One of the most enjoyable parts of his job is working with talented students, who contribute great ideas. “All this work is only made possible by the effort of people I work within the laboratory; a majority of those are Brown undergraduate and graduate students,” said Fawzi. 

Looking forward, Fawzi will continue to focus on how prevention of aggregation of protein TDP-43 can lead to the prevention and treatment of ALS. In collaboration with others, he aims to move the study of these assemblies from test tubes to live cells.

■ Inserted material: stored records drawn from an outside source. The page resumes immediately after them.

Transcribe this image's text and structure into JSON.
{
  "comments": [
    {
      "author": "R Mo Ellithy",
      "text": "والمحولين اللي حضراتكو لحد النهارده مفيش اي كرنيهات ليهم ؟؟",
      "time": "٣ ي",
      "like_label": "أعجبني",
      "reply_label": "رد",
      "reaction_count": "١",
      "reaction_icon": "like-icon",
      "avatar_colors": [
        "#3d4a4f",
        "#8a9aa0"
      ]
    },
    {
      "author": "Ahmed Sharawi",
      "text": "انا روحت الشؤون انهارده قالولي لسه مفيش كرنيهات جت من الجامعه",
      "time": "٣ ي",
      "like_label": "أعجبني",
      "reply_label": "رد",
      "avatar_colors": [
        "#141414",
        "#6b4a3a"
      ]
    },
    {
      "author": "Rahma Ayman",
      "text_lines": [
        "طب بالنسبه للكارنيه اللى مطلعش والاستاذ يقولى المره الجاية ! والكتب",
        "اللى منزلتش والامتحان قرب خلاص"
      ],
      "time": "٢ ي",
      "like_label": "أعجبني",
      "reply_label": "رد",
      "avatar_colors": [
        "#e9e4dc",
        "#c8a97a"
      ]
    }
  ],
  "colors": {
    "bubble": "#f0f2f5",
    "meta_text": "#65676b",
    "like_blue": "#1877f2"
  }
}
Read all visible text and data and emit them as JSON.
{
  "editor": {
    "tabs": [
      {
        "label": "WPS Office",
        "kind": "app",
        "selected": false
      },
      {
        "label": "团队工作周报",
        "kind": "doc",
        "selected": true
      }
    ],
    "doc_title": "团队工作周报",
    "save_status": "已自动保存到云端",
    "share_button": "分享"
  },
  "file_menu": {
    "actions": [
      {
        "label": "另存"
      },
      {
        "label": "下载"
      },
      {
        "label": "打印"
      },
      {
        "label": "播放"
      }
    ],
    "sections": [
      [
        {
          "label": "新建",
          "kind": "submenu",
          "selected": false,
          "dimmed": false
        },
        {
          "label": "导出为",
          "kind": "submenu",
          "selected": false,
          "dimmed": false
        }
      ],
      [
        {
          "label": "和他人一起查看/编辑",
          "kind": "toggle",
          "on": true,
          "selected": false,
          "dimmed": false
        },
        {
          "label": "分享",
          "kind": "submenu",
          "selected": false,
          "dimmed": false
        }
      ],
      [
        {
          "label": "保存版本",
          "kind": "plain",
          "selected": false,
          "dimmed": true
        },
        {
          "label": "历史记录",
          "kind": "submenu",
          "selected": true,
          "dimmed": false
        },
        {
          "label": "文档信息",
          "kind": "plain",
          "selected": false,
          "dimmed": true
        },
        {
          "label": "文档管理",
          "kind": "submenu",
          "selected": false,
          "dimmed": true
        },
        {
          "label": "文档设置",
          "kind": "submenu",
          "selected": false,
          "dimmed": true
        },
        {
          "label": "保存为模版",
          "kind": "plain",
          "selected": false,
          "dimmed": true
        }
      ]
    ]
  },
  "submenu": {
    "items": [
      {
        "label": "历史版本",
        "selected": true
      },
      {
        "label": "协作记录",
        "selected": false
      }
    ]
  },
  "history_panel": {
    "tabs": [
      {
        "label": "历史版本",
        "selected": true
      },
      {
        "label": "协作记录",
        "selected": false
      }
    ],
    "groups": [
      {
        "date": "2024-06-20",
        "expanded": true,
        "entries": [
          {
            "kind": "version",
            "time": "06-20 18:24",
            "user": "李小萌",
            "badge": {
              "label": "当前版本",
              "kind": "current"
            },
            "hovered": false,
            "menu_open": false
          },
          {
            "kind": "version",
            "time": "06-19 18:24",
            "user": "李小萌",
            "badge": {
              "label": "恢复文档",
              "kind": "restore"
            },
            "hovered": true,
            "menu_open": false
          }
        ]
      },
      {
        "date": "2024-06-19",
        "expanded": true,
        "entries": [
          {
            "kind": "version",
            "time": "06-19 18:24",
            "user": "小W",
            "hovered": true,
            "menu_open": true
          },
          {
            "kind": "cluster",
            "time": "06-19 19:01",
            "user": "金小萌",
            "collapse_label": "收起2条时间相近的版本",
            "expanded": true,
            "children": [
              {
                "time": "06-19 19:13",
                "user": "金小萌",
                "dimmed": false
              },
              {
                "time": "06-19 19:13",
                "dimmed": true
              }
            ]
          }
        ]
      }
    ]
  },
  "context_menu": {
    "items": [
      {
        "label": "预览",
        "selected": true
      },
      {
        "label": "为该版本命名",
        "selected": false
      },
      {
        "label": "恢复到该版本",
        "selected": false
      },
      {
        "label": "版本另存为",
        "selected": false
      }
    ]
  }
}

Though most of Fawzi’s laboratory research has been halted due to the COVID-19 pandemic, his research meetings, plans and preparations are still ongoing via Zoom. Fawzi and his colleagues in structural biology, led by Assistant Research Professor of Molecular Pharmacology, Physiology and Biotechnology Mandar Naik, are also starting to look into proteins associated with SARS-CoV-2, the virus strain responsible for COVID-19. 

Anita Shukla designs for medicine

Assistant Professor of Engineering Anita Shukla aims to create biomaterials for use in drug delivery and regenerative medicine, according to a University press release. Shukla’s contributions to this field include materials designed to reduce infections, The Herald previously reported

These four recipients join three other University professors honored with the Distinguished Research Achievement Awards.

“An institution-wide award like this is an important milestone for faculty members in their records of achievement. We hope it will lead to even more external recognition for them,” Pipher wrote.